Propos recueillis par Mérième Alaoui
Cécilia, comment est né votre panafricanisme ?
Je suis écrivaine, je me définis comme une femme africaine car je suis née au Togo et ai grandi entre Lomé, Accra et Cotonou, mais également comme une africaine diasporée de par mes origines brésiliennes et ma présence en France depuis plus de dix ans. Mon africanité est ainsi double, à la fois enracinée et déracinée. Ma plume est politique et elle est trans-africaine. Qu’il s’agisse de poésie, de fiction ou lorsque je publie des essais, je me positionne systématiquement dans une Afrique intra et extra continentale.
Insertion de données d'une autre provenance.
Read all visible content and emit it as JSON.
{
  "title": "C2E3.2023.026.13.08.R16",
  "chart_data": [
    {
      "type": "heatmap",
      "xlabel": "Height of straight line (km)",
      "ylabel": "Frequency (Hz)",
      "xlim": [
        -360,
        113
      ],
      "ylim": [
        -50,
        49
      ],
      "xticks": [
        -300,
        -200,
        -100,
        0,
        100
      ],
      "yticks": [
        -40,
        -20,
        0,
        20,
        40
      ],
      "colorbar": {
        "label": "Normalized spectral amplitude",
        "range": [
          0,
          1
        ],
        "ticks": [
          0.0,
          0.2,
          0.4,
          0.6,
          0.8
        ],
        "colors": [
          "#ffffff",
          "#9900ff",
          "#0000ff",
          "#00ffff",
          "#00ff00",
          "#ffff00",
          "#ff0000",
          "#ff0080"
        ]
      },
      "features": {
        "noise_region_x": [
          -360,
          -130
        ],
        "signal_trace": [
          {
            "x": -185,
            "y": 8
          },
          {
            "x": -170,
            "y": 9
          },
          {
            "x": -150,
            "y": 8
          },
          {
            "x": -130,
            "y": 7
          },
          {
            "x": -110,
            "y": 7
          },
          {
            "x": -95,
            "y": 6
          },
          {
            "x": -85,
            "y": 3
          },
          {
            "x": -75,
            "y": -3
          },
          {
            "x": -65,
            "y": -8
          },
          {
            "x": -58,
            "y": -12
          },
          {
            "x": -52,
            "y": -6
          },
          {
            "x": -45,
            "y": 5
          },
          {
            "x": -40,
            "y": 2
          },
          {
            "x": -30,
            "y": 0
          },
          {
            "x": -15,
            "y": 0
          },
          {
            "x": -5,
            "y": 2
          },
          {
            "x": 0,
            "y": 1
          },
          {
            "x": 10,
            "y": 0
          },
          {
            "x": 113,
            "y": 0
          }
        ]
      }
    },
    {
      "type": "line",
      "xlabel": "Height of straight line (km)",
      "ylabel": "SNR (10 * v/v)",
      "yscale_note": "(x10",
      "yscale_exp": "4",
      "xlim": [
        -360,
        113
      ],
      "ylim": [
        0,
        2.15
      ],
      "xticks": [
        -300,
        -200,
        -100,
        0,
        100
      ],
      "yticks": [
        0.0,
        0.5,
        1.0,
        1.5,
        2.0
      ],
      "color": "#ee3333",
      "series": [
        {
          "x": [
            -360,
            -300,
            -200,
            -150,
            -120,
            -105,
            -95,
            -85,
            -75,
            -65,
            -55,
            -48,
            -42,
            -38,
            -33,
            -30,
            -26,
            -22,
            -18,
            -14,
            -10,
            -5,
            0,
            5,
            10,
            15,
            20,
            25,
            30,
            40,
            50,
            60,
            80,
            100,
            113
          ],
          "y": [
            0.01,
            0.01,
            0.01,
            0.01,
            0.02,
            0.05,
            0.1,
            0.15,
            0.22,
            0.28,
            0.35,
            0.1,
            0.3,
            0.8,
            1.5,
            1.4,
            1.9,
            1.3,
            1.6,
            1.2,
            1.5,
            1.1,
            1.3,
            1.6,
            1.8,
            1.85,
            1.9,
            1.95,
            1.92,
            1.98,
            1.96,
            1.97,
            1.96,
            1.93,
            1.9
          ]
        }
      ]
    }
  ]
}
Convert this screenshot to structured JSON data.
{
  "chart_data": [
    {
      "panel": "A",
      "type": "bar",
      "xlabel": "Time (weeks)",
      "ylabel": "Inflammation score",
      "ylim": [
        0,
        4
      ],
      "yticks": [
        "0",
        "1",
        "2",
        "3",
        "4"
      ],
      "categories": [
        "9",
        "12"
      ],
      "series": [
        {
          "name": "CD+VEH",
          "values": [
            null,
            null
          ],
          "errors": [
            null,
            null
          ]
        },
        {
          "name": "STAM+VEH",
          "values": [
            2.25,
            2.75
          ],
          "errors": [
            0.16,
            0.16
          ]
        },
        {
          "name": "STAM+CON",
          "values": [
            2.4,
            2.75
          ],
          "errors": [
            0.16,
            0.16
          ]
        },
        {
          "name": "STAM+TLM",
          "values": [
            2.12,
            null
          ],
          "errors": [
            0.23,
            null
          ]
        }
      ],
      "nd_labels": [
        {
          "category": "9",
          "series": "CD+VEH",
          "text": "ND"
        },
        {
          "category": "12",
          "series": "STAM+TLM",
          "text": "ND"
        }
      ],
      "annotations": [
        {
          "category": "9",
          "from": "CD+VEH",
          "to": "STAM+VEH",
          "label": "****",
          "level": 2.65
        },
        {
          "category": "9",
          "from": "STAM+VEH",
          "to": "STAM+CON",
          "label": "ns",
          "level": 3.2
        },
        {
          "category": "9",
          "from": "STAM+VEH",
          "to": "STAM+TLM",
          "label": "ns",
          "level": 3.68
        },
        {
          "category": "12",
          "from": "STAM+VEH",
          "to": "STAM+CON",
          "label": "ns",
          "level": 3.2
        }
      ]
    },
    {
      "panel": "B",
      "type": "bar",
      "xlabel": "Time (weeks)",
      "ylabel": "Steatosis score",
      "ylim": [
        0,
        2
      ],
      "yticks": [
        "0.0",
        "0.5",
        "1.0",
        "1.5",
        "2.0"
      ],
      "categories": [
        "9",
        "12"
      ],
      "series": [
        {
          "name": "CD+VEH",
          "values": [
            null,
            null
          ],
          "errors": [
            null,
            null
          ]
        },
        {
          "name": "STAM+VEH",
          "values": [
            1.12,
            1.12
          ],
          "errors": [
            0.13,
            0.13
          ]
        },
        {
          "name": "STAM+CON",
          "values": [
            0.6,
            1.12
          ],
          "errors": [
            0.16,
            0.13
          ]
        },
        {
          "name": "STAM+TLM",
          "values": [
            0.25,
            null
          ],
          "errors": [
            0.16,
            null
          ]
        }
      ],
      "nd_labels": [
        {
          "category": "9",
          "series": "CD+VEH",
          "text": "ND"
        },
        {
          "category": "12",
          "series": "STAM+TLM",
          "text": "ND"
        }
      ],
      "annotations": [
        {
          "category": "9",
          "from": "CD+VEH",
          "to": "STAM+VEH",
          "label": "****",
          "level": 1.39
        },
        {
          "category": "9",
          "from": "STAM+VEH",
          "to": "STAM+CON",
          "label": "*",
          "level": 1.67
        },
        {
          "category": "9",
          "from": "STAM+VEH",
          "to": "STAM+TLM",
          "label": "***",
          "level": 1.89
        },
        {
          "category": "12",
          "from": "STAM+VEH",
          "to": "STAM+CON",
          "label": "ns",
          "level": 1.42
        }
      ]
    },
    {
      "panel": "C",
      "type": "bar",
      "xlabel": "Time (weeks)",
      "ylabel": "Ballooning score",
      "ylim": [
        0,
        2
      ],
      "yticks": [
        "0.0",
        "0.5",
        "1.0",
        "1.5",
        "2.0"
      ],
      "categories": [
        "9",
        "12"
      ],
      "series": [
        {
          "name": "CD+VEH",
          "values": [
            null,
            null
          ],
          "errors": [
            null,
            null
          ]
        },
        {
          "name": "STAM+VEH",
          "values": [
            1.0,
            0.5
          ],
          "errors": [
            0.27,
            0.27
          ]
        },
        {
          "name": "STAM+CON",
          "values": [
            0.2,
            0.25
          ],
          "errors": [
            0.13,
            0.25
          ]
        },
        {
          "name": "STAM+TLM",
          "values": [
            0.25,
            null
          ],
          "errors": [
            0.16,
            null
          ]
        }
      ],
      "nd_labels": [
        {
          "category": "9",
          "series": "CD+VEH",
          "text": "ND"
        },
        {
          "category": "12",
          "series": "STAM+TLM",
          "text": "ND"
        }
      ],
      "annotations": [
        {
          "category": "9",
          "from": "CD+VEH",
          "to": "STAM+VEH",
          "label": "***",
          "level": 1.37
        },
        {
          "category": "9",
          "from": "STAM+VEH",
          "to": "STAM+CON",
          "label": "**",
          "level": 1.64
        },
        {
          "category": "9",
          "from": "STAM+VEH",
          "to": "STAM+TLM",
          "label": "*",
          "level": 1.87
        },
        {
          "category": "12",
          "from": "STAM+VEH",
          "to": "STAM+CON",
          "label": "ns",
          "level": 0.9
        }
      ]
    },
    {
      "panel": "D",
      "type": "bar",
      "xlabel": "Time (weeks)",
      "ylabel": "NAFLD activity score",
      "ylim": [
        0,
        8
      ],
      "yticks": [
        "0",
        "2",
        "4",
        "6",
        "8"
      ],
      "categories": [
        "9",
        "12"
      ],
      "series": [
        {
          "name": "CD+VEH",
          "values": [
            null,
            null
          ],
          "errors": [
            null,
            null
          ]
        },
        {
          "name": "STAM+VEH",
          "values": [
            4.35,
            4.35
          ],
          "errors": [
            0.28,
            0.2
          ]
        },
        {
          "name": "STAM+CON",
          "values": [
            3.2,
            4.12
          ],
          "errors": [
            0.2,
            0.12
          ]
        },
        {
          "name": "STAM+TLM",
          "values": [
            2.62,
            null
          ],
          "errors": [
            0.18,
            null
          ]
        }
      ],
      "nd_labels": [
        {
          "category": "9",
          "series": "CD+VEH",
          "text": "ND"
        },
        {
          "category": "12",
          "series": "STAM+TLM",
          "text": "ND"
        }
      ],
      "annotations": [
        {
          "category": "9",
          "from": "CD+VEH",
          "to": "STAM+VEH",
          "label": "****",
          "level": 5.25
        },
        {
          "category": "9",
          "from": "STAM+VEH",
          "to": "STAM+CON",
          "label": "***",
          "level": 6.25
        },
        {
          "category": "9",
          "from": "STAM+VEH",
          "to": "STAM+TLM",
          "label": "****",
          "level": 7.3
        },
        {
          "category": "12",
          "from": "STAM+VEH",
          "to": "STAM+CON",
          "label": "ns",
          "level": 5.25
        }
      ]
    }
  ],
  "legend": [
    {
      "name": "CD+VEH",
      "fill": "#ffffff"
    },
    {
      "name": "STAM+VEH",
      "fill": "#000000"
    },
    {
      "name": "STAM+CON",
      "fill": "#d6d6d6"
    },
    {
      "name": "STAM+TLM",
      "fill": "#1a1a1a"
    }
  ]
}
Une identité multiple qui s’exprime dans ce livre “Afropolis”.
L’idée est née, il y a six ans et demi, j’étais encore sur les bancs de l’école doctorale de Sciences Po Paris. À l’époque, le monde culturel bouillonnait notamment les scènes du cinéma et de la musique aux Etats-Unis avec des références constantes aux cultures subsahariennes africaines. J’étais également la fondatrice d’une association étudiante panafricaine. Il s’agissait pour moi de me lancer dans ce qui correspondait à mon propre ADN puisque je suis originaire de quatre pays d’Afrique de l’Ouest (Togo, Bénin, Ghana, Nigéria) et que j’ai également des origines afro-brésiliennes. J’ai baigné dans un milieu qui a toujours fait le lien entre l’Afrique et ses diasporas anciennes.
Vous vous êtes également intéressée au succès du “phénomène” Black Panther. Comment l’interprétez-vous ? Comme une “réhabilitation” de l’image de l’Afrique à travers le cinéma…
La référence à Black Panther est arrivée un peu plus tard, lorsque j’ai trouvé un éditeur. C’est un film qui non seulement parle à tous puisqu’il appartient au registre de la pop culture, mais contient de nombreuses références historiques. La question Afrique et diasporas a toujours été présente si bien que Haïti avait déjà tenté de rejoindre l’Union Africaine et que Malcolm X à l’époque s’était approché de l’Organisation pour demander de l’aide et un soutien aux populations noires américaines face à la ségrégation.
Ceci dit, le panafricanisme des pères fondateurs n’est plus celui d’aujourd’hui. Il a évolué au fil des temps et des conjonctures. Avec un certain renouveau aujourd’hui ?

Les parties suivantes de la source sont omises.